The answer, Wang discovered, was mooncake biscuits. According to Chinese custom, bakers would put a small portion of mooncake dough in the oven to test its temperature. Eventually, they started forming these test batches into the shape of little pigs and selling them as a standalone item—an inexpensive alternative to the mooncakes proper, minus their luxurious lotus seed and salted egg yolk fillings. Kids, in particular, love the biscuits, which Wang describes as being akin to a flaky, not-too-sweet cookie.
In Hong Kong, Malaysia and elsewhere in the Chinese diaspora, mooncake biscuits are a common sighting during the Mid-Autumn Festival (which typically falls in September or October). But this year Wang decided to feature them in her Lunar New Year snack box—just released for preorder—in part because the biscuits are such a rarity in the Bay Area.
The Lunar New Year boxes ($30), which also include almond cookies and the more typical filled varieties of mooncake, will be available for pickup in Oakland from Jan. 27–Feb. 1.
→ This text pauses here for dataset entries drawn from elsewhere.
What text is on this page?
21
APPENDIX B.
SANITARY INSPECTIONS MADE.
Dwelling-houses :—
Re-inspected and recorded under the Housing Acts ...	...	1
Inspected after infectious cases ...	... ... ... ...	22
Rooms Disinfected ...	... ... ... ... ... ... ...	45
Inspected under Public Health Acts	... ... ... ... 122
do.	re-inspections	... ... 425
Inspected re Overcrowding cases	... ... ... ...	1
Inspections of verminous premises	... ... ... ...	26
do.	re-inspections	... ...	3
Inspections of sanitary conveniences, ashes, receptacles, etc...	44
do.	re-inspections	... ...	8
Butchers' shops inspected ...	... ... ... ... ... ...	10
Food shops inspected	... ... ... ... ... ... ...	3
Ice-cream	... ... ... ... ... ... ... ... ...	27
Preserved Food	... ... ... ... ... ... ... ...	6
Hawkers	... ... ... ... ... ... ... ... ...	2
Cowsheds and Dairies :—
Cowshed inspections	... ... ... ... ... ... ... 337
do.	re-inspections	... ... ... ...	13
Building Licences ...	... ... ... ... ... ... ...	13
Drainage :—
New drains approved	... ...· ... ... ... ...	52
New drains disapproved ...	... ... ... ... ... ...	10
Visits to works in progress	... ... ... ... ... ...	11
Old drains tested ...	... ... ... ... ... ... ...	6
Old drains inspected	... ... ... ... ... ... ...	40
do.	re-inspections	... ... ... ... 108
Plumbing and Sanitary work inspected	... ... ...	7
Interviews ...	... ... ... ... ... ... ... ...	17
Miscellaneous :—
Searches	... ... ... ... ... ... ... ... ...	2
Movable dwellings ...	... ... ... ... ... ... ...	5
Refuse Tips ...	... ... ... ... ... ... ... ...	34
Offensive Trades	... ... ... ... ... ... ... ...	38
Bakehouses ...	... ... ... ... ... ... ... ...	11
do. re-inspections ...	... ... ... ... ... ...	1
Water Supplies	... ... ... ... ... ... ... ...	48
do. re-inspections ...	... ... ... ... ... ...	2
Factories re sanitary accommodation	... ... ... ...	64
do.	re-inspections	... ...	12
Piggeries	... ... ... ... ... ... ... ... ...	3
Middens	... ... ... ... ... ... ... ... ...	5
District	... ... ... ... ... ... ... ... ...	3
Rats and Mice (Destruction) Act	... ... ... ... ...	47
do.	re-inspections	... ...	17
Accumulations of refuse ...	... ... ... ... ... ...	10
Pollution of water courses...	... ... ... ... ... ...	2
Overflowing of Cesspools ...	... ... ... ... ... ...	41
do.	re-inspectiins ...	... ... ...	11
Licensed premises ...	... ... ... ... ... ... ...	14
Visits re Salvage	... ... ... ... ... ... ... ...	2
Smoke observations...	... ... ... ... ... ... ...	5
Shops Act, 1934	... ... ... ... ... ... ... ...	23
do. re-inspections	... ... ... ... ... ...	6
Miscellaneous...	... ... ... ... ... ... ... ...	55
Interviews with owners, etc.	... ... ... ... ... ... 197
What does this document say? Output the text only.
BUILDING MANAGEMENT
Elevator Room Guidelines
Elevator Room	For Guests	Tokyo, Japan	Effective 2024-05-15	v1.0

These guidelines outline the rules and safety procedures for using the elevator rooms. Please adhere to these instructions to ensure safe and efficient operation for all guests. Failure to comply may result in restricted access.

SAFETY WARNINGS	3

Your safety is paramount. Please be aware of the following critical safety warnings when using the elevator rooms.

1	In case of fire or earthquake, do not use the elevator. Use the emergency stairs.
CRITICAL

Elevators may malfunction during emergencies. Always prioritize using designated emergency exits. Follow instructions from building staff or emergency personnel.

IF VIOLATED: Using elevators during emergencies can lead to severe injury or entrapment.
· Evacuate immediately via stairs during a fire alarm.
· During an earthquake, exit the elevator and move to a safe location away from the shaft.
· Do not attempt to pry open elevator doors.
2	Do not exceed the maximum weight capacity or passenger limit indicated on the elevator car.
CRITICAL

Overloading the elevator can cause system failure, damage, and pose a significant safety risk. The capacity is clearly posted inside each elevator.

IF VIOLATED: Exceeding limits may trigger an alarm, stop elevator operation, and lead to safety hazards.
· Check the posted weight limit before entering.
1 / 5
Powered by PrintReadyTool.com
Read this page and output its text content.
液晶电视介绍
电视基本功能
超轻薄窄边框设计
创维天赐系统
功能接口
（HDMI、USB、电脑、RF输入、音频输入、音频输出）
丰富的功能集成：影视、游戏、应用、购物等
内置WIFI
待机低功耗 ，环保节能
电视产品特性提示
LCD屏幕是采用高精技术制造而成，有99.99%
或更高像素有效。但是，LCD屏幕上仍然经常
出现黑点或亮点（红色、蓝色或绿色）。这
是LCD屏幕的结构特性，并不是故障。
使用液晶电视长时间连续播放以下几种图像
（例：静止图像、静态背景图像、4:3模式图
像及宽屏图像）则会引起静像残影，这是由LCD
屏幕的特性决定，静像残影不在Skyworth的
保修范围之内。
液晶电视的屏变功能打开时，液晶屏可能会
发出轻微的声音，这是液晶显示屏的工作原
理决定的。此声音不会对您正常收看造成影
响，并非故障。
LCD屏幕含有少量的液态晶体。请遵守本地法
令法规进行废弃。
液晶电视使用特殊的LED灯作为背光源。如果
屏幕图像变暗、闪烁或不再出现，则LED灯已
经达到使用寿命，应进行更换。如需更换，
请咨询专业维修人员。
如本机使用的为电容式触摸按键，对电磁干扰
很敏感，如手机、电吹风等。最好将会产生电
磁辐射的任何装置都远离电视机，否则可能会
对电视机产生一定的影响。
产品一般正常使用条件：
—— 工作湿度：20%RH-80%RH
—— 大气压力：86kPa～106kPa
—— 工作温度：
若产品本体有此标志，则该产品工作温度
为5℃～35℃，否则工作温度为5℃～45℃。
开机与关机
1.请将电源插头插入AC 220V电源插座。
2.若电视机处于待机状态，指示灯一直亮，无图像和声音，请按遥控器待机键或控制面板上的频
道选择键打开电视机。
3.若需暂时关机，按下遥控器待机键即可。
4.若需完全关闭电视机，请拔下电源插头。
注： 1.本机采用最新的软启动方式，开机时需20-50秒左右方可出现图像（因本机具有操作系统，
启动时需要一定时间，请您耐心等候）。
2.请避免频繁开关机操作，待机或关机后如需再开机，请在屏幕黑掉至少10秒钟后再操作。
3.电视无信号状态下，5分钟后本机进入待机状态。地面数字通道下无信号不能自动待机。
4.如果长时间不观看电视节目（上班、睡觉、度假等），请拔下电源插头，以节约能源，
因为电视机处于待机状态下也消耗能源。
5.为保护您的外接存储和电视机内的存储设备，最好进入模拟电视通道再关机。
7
All of the baked treats are 100 percent vegan, in keeping with the bakery’s overall mission to veganize traditional East Asian sweets. Armed with a cottage food license and an arsenal of plant-based egg and dairy substitutes, Wang says she hopes efforts like hers will help create a better, more sustainable food system.
As it did for so many other Americans, the pandemic brought Wang face to face with the hard realization that “a full-time job is not necessarily as stable as we thought.” When she was laid off from her marketing job in May of 2020, she dove headfirst into her passion for food tech and vegan baking, spending the better part of the year on recipe development.